Y así eran las cosas en diciembre de 1910. Mariano Pola, joven burgués criado al calor de la fortuna caribeña y de la industrialización asturiana, estaba en París, la capital mundial de la aviación en ciernes, pasando el mejor momento de su vida. «Me siento mejor que nunca», había escrito poco antes del Día de Inocentes, a su hermana mayor. Hasta la fecha, la aviación, aún considerada un deporte de riesgo más que un método efectivo de transporte, se había cobrado treinta y una víctimas. La número 32 llegó el día 27: 'Piccolo', aviador italiano, se mató en Portugal tras ascender cien metros. El gijonés Mariano Pola y Alexandre Laffont, francés, piloto jefe de la Casa Antoinette, estaban llamados a ser el trigésimo tercero y el trigésimo cuarto, indistintamente, porque no se supo cuál de ellos murió primero, el día 28, a las nueve menos cuarto de la mañana, en el aeródromo de Issy-les-Moulinaux, en las proximidades de París.
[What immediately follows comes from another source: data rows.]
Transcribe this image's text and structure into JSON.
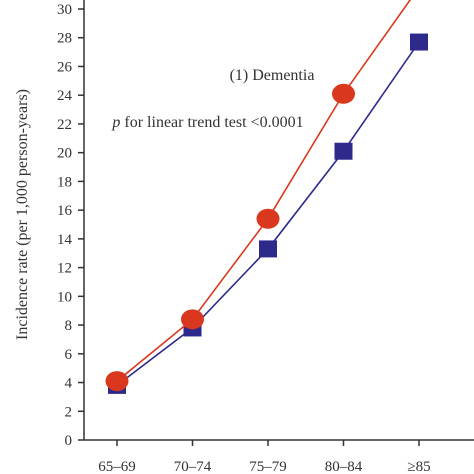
{
  "chart_data": {
    "type": "line",
    "title": "",
    "xlabel": "",
    "ylabel": "Incidence rate (per 1,000 person-years)",
    "categories": [
      "65–69",
      "70–74",
      "75–79",
      "80–84",
      "≥85"
    ],
    "ylim": [
      0,
      30
    ],
    "yticks": [
      0,
      2,
      4,
      6,
      8,
      10,
      12,
      14,
      16,
      18,
      20,
      22,
      24,
      26,
      28,
      30
    ],
    "grid": false,
    "series": [
      {
        "marker": "circle",
        "color": "#d9381e",
        "values": [
          4.1,
          8.4,
          15.4,
          24.1,
          31.5
        ]
      },
      {
        "marker": "square",
        "color": "#2e2a8c",
        "values": [
          3.8,
          7.8,
          13.3,
          20.1,
          27.7
        ]
      }
    ],
    "annotations": {
      "label": "(1) Dementia",
      "trend_p": "p",
      "trend_text": " for linear trend test <0.0001"
    }
  }
}
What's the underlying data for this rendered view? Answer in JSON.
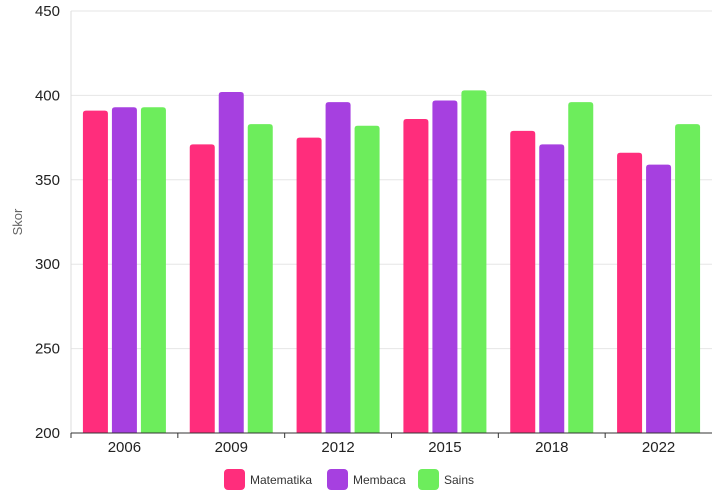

El objetivo: cubrir a vuelo el trayecto París-Bruselas, los dos a bordo de un avión de la Antoinette, en un día gélido en el que al carburador le costaba arrancar. Hubo un primer intento, fallido. Al segundo, el aparato ascendió, por fin, unos sesenta metros sobre el nivel del suelo, para asombro de las decenas de personas que presenciaban el espectáculo. «Repentinamente», contó EL COMERCIO tal día como hoy hace 109 años, «una ráfaga de aire puso casi vertical el aparato, derribándole cuando ya iba a orientarse». Las muertes fueron instantáneas, terribles, espantosas; contadas con profusión de detalles macabros en la prensa internacional y algunos menos en la regional, donde la muerte de Pola dolía sobremanera. En Gijón, las del paso de 1910 a 1911 fueron jornadas de luto riguroso, también en nuestra Redacción. «¡Pobre Mariano», titularía aquel día Adeflor, decano de periodistas en el decano, valga la redundancia, de la prensa asturiana, en portada. «Mudos y tristes nos contemplamos los amigos, pensando en aquel que muerte tan trágica llevó». «¿Cómo no llorarte, amigo cariñoso y entrañable?». Relata Adeflor, a golpes de tinta y lágrima, la historia asturiana, que aquel día lo fue también de la aviación, del progreso internacional. «No tengo palabras», se duele, «para dedicarte un final cordialísimo: «La mano temblante no sabe seguir. Solo ya hablan mis ojos...».
Llegó, cruel ironía para un 'sportman' que quiso surcar los cielos, el cadáver de Mariano Pola en tren, y recibióse en la Estación del Norte -hoy museo-, el siete de enero, ya del 1911, a mediodía. En las plazas hubo agitación: no pocos creían aún, a más de una semana de la muerte del más internacional de los gijoneses, que el óbito no era más que un bulo. Pero no. Aún yace en El Sucu, en el panteón familiar, dizque embalsamado y en un féretro de seis asas, el Ícaro asturiano que quiso ser pájaro y surcar el cielo aún sin que la naturaleza le hubiese otorgado alas para volar.